The latest report into the UK’s manufacturing industry has shown that the sector is benefiting from export orders being at their highest rate since February 2011..

Demand has been growing, even beyond traditional destinations like North America and Europe, such as Asia, Brazil and Scandinavia, according to the Chartered Institute of Purchasing & Supply (Cips).

The report has been announced as the Deputy Prime Minister, Nick Clegg, is visiting Colombia and Mexico to sing the praises of British exports to the South Americans.

This news comes despite the pound strengthening and with business spending on IT software and plant machinery being at its highest in two decades.
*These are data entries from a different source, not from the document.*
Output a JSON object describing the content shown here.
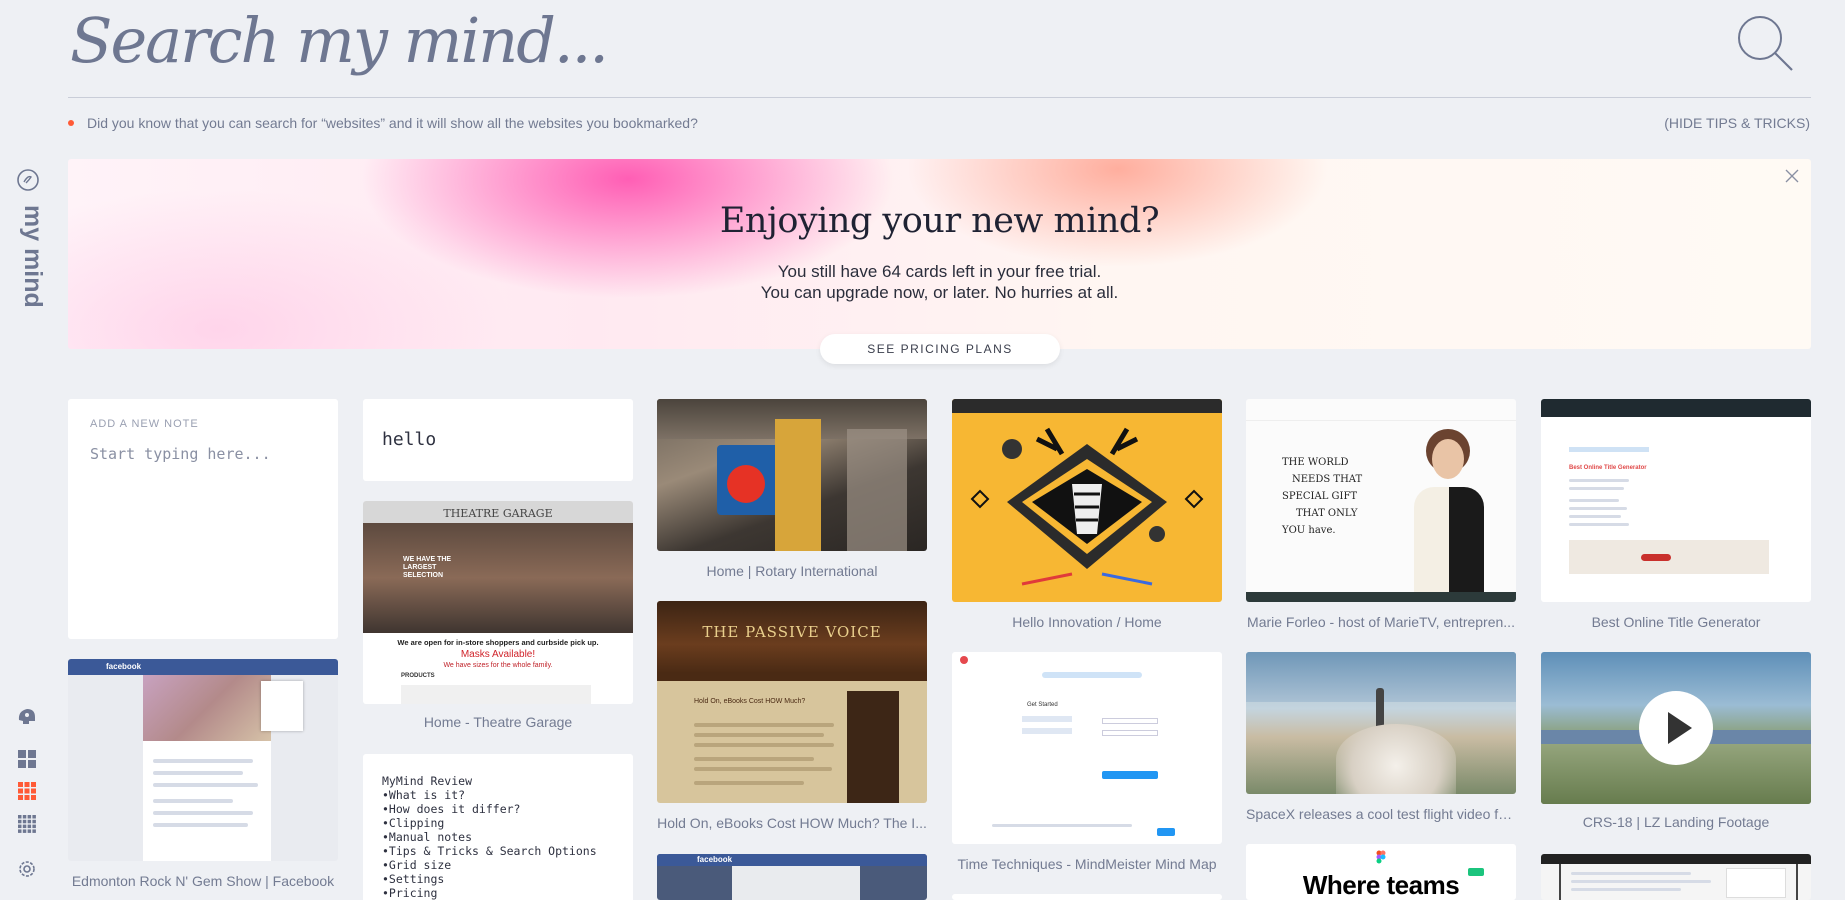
{
  "app": {
    "brand": "my mind",
    "search_placeholder": "Search my mind..."
  },
  "tip": {
    "text": "Did you know that you can search for “websites” and it will show all the websites you bookmarked?",
    "hide_label": "(HIDE TIPS & TRICKS)"
  },
  "banner": {
    "title": "Enjoying your new mind?",
    "line1": "You still have 64 cards left in your free trial.",
    "line2": "You can upgrade now, or later. No hurries at all.",
    "button": "SEE PRICING PLANS"
  },
  "note": {
    "label": "ADD A NEW NOTE",
    "placeholder": "Start typing here..."
  },
  "hello_note": "hello",
  "review_note": {
    "lines": [
      "MyMind Review",
      "•What is it?",
      "•How does it differ?",
      "•Clipping",
      "•Manual notes",
      "•Tips & Tricks & Search Options",
      "•Grid size",
      "•Settings",
      "•Pricing"
    ]
  },
  "thumb_text": {
    "theatre_logo": "THEATRE GARAGE",
    "theatre_big": "WE HAVE THE LARGEST SELECTION",
    "theatre_open": "We are open for in-store shoppers and curbside pick up.",
    "theatre_masks": "Masks Available!",
    "theatre_sizes": "We have sizes for the whole family.",
    "theatre_products": "PRODUCTS",
    "passive_title": "THE PASSIVE VOICE",
    "passive_heading": "Hold On, eBooks Cost HOW Much?",
    "facebook": "facebook",
    "forleo_quote": [
      "THE WORLD",
      "NEEDS THAT",
      "SPECIAL GIFT",
      "THAT ONLY",
      "YOU have."
    ],
    "title_gen_heading": "Best Online Title Generator",
    "mindmeister_heading": "Get Started",
    "figma_text": "Where teams"
  },
  "captions": {
    "facebook": "Edmonton Rock N' Gem Show | Facebook",
    "theatre": "Home - Theatre Garage",
    "rotary": "Home | Rotary International",
    "passive": "Hold On, eBooks Cost HOW Much? The I...",
    "hello_innovation": "Hello Innovation / Home",
    "mindmeister": "Time Techniques - MindMeister Mind Map",
    "forleo": "Marie Forleo - host of MarieTV, entrepren...",
    "spacex": "SpaceX releases a cool test flight video fo...",
    "title_generator": "Best Online Title Generator",
    "crs18": "CRS-18 | LZ Landing Footage"
  },
  "colors": {
    "background": "#eef0f4",
    "accent_orange": "#ff5a36",
    "muted_text": "#737b92",
    "brand_text": "#6e7791"
  },
  "icons": [
    "mind-logo-icon",
    "brain-icon",
    "grid-large-icon",
    "grid-medium-icon",
    "grid-small-icon",
    "settings-icon",
    "search-icon",
    "close-icon",
    "play-icon"
  ]
}
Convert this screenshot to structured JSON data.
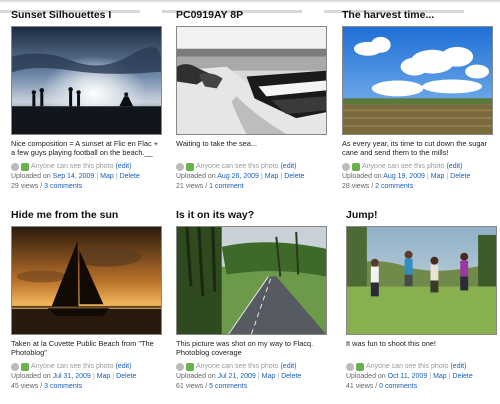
{
  "permission_text": "Anyone can see this photo",
  "edit_label": "(edit)",
  "uploaded_on_label": "Uploaded on",
  "map_label": "Map",
  "delete_label": "Delete",
  "views_suffix": "views /",
  "photos": [
    {
      "title": "Sunset Silhouettes I",
      "description": "Nice composition = A sunset at Flic en Flac + a few guys playing football on the beach.__",
      "upload_date": "Sep 14, 2009",
      "views": "29",
      "comments": "3 comments"
    },
    {
      "title": "PC0919AY 8P",
      "description": "Waiting to take the sea...",
      "upload_date": "Aug 26, 2009",
      "views": "21",
      "comments": "1 comment"
    },
    {
      "title": "The harvest time...",
      "description": "As every year, its time to cut down the sugar cane and send them to the mills!",
      "upload_date": "Aug 19, 2009",
      "views": "28",
      "comments": "2 comments"
    },
    {
      "title": "Hide me from the sun",
      "description": "Taken at la Cuvette Public Beach from \"The Photoblog\"",
      "upload_date": "Jul 31, 2009",
      "views": "45",
      "comments": "3 comments"
    },
    {
      "title": "Is it on its way?",
      "description": "This picture was shot on my way to Flacq. Photoblog coverage",
      "upload_date": "Jul 21, 2009",
      "views": "61",
      "comments": "5 comments"
    },
    {
      "title": "Jump!",
      "description": "It was fun to shoot this one!",
      "upload_date": "Oct 11, 2009",
      "views": "41",
      "comments": "0 comments"
    }
  ]
}
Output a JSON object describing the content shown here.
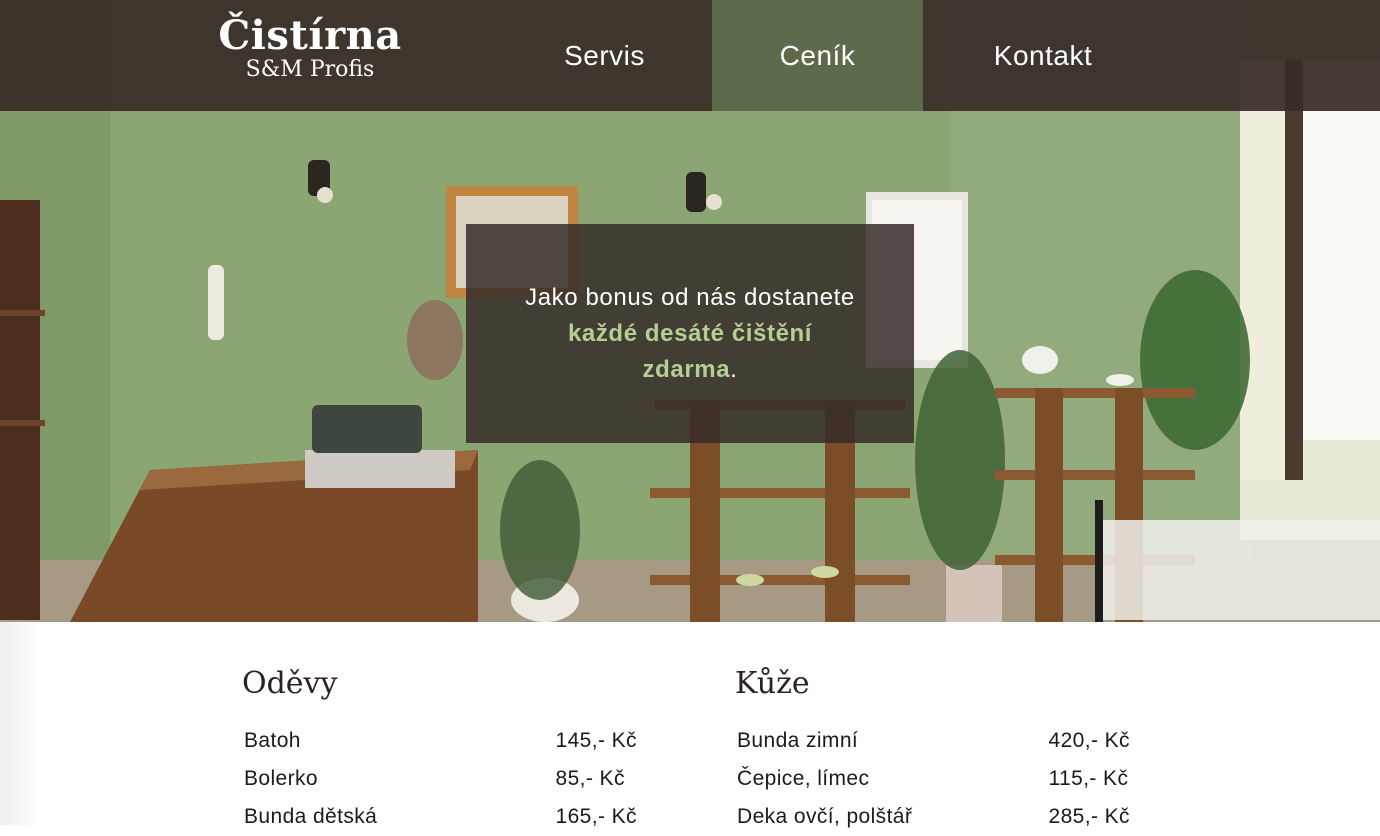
{
  "header": {
    "logo_title": "Čistírna",
    "logo_subtitle": "S&M Profis",
    "nav": [
      {
        "label": "Servis",
        "active": false
      },
      {
        "label": "Ceník",
        "active": true
      },
      {
        "label": "Kontakt",
        "active": false
      }
    ]
  },
  "promo": {
    "text_part1": "Jako bonus od nás dostanete ",
    "text_highlight": "každé desáté čištění zdarma",
    "text_part2": "."
  },
  "price_lists": [
    {
      "heading": "Oděvy",
      "items": [
        {
          "name": "Batoh",
          "price": "145,- Kč"
        },
        {
          "name": "Bolerko",
          "price": "85,- Kč"
        },
        {
          "name": "Bunda dětská",
          "price": "165,- Kč"
        }
      ]
    },
    {
      "heading": "Kůže",
      "items": [
        {
          "name": "Bunda zimní",
          "price": "420,- Kč"
        },
        {
          "name": "Čepice, límec",
          "price": "115,- Kč"
        },
        {
          "name": "Deka ovčí, polštář",
          "price": "285,- Kč"
        }
      ]
    }
  ],
  "colors": {
    "nav_background": "#382c28",
    "nav_active": "#5d6a4c",
    "promo_highlight": "#b5ce93",
    "wall_green": "#8aa374"
  }
}
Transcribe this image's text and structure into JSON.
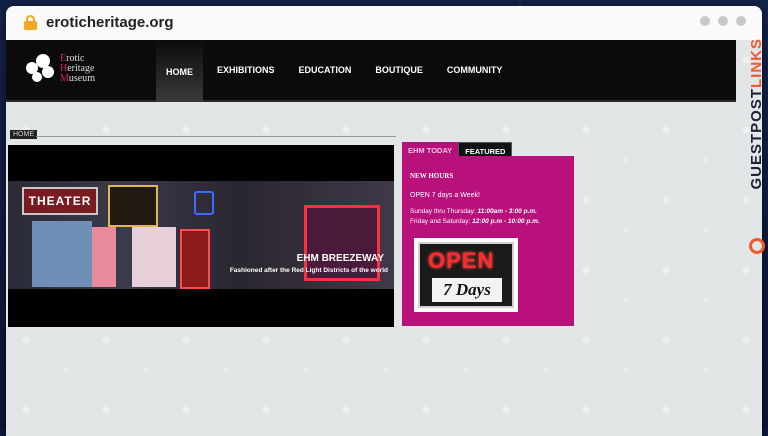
{
  "browser": {
    "url": "eroticheritage.org"
  },
  "site": {
    "logo": {
      "line1_cap": "E",
      "line1_rest": "rotic",
      "line2_cap": "H",
      "line2_rest": "eritage",
      "line3_cap": "M",
      "line3_rest": "useum"
    },
    "nav": [
      {
        "label": "HOME",
        "active": true
      },
      {
        "label": "EXHIBITIONS",
        "active": false
      },
      {
        "label": "EDUCATION",
        "active": false
      },
      {
        "label": "BOUTIQUE",
        "active": false
      },
      {
        "label": "COMMUNITY",
        "active": false
      }
    ],
    "breadcrumb": "HOME",
    "slider": {
      "sign_text": "THEATER",
      "title": "EHM BREEZEWAY",
      "subtitle": "Fashioned after the Red Light Districts of the world"
    },
    "tabs": [
      {
        "label": "EHM TODAY"
      },
      {
        "label": "FEATURED"
      }
    ],
    "featured": {
      "heading": "NEW HOURS",
      "open_line": "OPEN 7 days a Week!",
      "hours": [
        {
          "days": "Sunday thru Thursday:",
          "time": "11:00am - 3:00 p.m."
        },
        {
          "days": "Friday and Saturday:",
          "time": "12:00 p.m - 10:00 p.m."
        }
      ],
      "sign_open": "OPEN",
      "sign_days": "7 Days"
    }
  },
  "watermark": {
    "guest": "GUEST",
    "post": "POST",
    "links": "LINKS"
  },
  "colors": {
    "accent_magenta": "#b8117c",
    "header_black": "#0b0b0b",
    "watermark_orange": "#f05a28"
  }
}
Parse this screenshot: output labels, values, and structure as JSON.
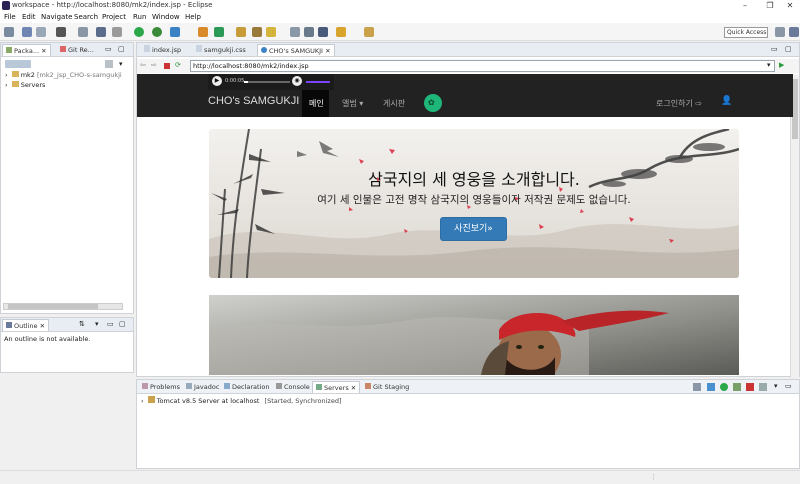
{
  "window": {
    "title": "workspace - http://localhost:8080/mk2/index.jsp - Eclipse"
  },
  "menu": [
    "File",
    "Edit",
    "Navigate",
    "Search",
    "Project",
    "Run",
    "Window",
    "Help"
  ],
  "toolbar": {
    "quick_access": "Quick Access"
  },
  "explorer": {
    "tabs": [
      "Packa...",
      "Git Re..."
    ],
    "items": [
      {
        "label": "mk2",
        "detail": "[mk2_jsp_CHO-s-samgukji"
      },
      {
        "label": "Servers",
        "detail": ""
      }
    ]
  },
  "outline": {
    "tab": "Outline",
    "message": "An outline is not available."
  },
  "editor": {
    "tabs": [
      "index.jsp",
      "samgukji.css",
      "CHO's SAMGUKJI"
    ],
    "url": "http://localhost:8080/mk2/index.jsp"
  },
  "player": {
    "time": "0:00:05"
  },
  "site": {
    "brand": "CHO's SAMGUKJI",
    "nav": [
      "메인",
      "앨범",
      "게시판"
    ],
    "login": "로그인하기",
    "heading": "삼국지의 세 영웅을 소개합니다.",
    "subheading": "여기 세 인물은 고전 명작 삼국지의 영웅들이자 저작권 문제도 없습니다.",
    "button": "사진보기»"
  },
  "bottom": {
    "tabs": [
      "Problems",
      "Javadoc",
      "Declaration",
      "Console",
      "Servers",
      "Git Staging"
    ],
    "server": {
      "name": "Tomcat v8.5 Server at localhost",
      "status": "[Started, Synchronized]"
    }
  },
  "colors": {
    "navbar": "#222222",
    "primary_button": "#337ab7",
    "logo_circle": "#1fb67a"
  }
}
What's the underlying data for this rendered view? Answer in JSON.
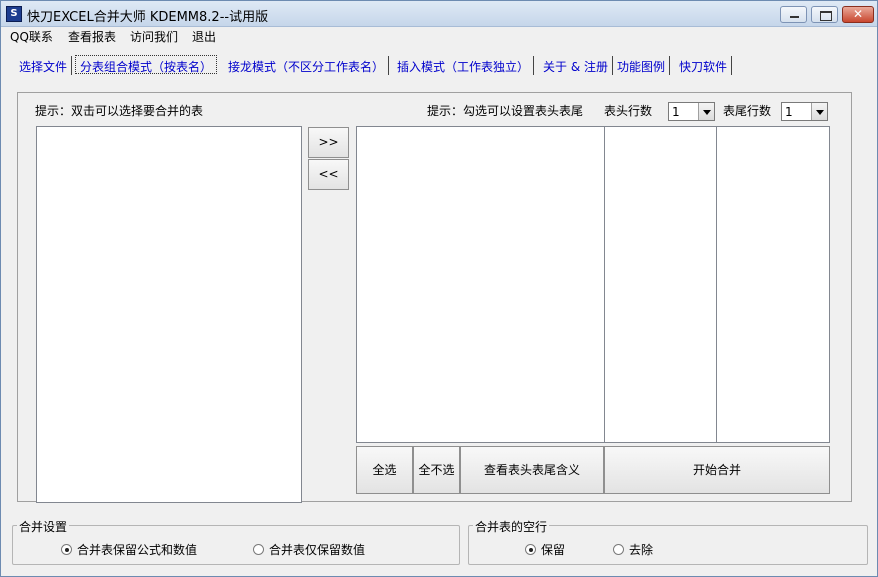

Samuel Tombs, from Capital Economics, said: “While the stronger pound may begin to hinder a recovery in exports, the easing of credit constraints and the squeeze on household’s real pay should support a further revival in domestic demand for investment and consumer goods.”

There is also good news in regards to employment. New staff members in the manufacturing industry are being hired at their fastest rate in two years. There is hope this will offer a decent contribution to reaching the Bankof England’s 7% unemployment level to raise interest rates.

Come Thursday the Bank will meet to decide their plans. Economists do not predict a change in rates just yet, but any statement given may hint at any future plans.

Europe is also seeing similar growth with their manufacturers growing at their fastest since May 2011, including Greece who has seen expansion on their sector for the first time since August 2009.